The 2022 Clinical Practice Guidelines for Non-small cell lung cancer(NSCLC) state that NSCLC is a unique disease and that the main causative factors are active and passive (second-hand) smoking(18). Evidence suggests that secondhand smoke exposure associated with living with a smoker leads to a 20–30% increased risk of developing NSCLC(19). As approximately 75% of patients with NSCLC are already at an intermediate to advanced stage when detected, with a very low 5-year survival rate, lung cancer screening is recommended for high-risk smokers and those with a history of smoking(20; 21).

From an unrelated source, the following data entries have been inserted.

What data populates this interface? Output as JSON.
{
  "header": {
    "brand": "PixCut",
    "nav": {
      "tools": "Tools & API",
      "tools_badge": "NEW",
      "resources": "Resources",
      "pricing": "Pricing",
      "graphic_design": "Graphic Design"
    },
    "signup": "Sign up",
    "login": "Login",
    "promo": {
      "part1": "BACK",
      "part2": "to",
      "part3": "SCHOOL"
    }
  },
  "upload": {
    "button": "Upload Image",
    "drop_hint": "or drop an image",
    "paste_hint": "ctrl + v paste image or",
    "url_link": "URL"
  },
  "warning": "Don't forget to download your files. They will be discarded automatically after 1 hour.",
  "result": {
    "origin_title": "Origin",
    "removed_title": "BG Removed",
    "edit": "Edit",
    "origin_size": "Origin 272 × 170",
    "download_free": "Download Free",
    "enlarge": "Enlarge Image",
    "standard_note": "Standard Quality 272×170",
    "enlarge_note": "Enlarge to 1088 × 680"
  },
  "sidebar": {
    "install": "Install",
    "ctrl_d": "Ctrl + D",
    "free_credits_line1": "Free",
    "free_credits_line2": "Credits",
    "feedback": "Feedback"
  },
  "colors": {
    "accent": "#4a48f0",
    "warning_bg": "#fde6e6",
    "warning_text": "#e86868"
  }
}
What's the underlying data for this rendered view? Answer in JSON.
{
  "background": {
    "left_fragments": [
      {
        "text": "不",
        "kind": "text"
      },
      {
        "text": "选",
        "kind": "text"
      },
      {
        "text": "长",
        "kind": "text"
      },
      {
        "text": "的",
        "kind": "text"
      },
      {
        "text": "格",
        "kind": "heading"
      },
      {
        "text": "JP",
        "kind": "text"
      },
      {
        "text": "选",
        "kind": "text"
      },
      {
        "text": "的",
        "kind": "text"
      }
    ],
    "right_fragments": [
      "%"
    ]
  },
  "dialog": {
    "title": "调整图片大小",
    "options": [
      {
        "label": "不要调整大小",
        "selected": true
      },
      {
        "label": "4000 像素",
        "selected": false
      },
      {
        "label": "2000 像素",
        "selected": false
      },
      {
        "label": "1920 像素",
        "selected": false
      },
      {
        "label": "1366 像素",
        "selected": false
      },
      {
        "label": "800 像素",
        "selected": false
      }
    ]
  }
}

Messenger ribonucleic acid (mRNA) is a single-stranded ribonucleic acid that is transcribed from a strand of DeoxyriboNucleic Acid (DNA) as a template and carries genetic information that can guide protein synthesis(22). MicroRNAs (miRNAs) are small non-coding RNA molecules of approximately 18–22 nucleotides in length, whose primary mechanism of action is to regulate the expression of their target genes by interacting with the 3'UTR of the target mRNA(23). There is growing evidence that mRNAs and miRNAs are important players in tissue physiology and disease pathology, including cancer, where large numbers of dysregulated mRNAs and miRNAs have been identified, implying their oncogenic or tumour suppressive properties(23–25). The development of NSCLC is also regulated by mRNAs and miRNAs(26). Therefore, we used 519 NSCLC-related samples from The Cancer Genome Atlas (TCGA) database to screen for differential mRNAs and miRNAs by bioinformatic analysis of NSCLC-related mutation groupings. For mRNAs, Least Absolute Shrinkage and Selection Operator (LASSO) regression analysis was performed to select differentially significant mRNAs, and then a multigene combination model (mRNA risk score, risk model) was constructed. The original sample was divided into high- and low-risk groups by median risk score, and the association of this risk model with NSCLC survival events and clinically relevant information (age, sex, risk level and stage) was assessed. Finally, the prognostic value of the risk model was identified by Kaplan-Meier analysis and the predictive accuracy of the risk model was assessed by plotting the Receiver Operating Characteristic Curve (ROC) curve using the R.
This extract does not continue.